Lisa Taddeo, being the acclaimed writer of Three Women, spent eight years and thousands of hours tracking the women whose stories are incorporated into the book, moving to the towns they lived in to better understand their lives. She has contributed to New York magazine, Esquire, Elle, Glamour and many other publications. Her short stories have won two Pushcart Prizes, and Animal is her debut novel.
Joan drove herself out of New York City where a man shot himself in front of her. He was a gluttonous man and when his blood came out it looked like the blood of a pig. He did it in a restaurant where she was having dinner with another man, another married man. Do you see how this is going?

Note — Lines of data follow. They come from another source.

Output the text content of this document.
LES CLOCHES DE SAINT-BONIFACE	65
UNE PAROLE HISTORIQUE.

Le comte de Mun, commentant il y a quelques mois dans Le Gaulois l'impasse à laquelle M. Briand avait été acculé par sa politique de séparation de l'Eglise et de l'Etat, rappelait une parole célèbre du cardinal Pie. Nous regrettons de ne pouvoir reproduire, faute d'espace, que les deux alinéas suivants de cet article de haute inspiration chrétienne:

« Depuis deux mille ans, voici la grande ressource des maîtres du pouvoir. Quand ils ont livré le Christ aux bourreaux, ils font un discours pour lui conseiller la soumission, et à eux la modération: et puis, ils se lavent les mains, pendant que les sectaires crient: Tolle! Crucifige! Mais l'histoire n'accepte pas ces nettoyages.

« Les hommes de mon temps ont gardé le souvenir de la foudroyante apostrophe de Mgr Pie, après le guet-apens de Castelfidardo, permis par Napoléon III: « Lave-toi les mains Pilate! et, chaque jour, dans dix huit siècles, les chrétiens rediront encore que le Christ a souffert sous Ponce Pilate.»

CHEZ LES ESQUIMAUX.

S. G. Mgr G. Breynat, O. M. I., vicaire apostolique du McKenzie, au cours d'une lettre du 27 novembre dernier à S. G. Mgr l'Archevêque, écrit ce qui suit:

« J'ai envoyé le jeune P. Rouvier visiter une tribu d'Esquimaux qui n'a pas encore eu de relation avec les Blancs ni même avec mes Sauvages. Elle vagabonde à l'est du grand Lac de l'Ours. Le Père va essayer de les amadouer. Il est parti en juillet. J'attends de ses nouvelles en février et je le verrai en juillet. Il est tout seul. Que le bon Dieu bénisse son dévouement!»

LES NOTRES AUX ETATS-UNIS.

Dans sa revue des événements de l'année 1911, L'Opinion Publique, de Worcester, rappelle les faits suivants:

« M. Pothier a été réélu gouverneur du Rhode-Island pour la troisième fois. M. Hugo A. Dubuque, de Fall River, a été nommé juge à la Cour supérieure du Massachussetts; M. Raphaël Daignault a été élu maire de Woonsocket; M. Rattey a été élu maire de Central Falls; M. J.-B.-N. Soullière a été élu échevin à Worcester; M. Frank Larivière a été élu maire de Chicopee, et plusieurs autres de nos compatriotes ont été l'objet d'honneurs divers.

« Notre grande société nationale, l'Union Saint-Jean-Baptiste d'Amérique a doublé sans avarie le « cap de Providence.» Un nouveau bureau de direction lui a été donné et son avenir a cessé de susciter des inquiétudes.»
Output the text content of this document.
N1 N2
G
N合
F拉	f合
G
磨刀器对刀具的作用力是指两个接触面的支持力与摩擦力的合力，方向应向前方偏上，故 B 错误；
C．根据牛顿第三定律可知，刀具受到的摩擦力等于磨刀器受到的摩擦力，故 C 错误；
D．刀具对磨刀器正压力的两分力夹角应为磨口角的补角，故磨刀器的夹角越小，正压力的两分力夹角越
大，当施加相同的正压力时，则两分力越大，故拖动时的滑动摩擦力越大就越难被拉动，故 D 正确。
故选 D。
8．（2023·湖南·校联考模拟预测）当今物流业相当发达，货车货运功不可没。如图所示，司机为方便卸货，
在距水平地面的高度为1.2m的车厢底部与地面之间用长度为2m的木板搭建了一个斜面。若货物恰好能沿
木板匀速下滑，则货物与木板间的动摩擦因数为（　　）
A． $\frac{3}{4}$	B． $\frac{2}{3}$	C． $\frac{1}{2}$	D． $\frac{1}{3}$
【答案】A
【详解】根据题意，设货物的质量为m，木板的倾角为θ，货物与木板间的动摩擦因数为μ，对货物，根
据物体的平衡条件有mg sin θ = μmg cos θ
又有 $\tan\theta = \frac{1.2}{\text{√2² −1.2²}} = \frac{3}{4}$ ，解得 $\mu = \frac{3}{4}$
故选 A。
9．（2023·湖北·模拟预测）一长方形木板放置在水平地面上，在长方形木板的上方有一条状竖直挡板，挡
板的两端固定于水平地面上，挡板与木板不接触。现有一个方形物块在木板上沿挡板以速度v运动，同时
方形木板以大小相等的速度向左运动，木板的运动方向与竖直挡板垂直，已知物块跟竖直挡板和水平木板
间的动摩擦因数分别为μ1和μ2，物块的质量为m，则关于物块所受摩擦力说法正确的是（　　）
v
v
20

Animal is a pacey, “how did things end up this way?” type novel and it’s impossible to put down as soon as you pick up. The prose and the character renders it a helluva read with a plot that seems to move very little, but we, like Alice, want to listen intently to the plot as it moves along the temporal timeline, back and forth. And though at times it may seem the plot’s inconceivable, with a past like Joan’s, there is no doubting this outcome.
For those that might be triggered, I will flag that abuse is highly common throughout the entirety of Taddeo’s novel and the plot is riddled with it. From what happened to Joan at a young age has ultimately seen her end up in countless abusive relationships to married men and a willingness to accept whatever attention men offer her. It’s all too common and sadly relative to many of us. However, there is a wonderfully strong and emotive side to Joan along with twists you don’t necessarily predict as the novel progresses. It’s disturbing, triggering, warm and stunning all at the same time.
It’s frustrating that for many this is not escapism and will be a difficult read, Taddeo portrays and highlights with such scorn and a fine-tuned pen the repercussions and upsetting effects of abuse.
Animal is out now, published by Bloomsbury.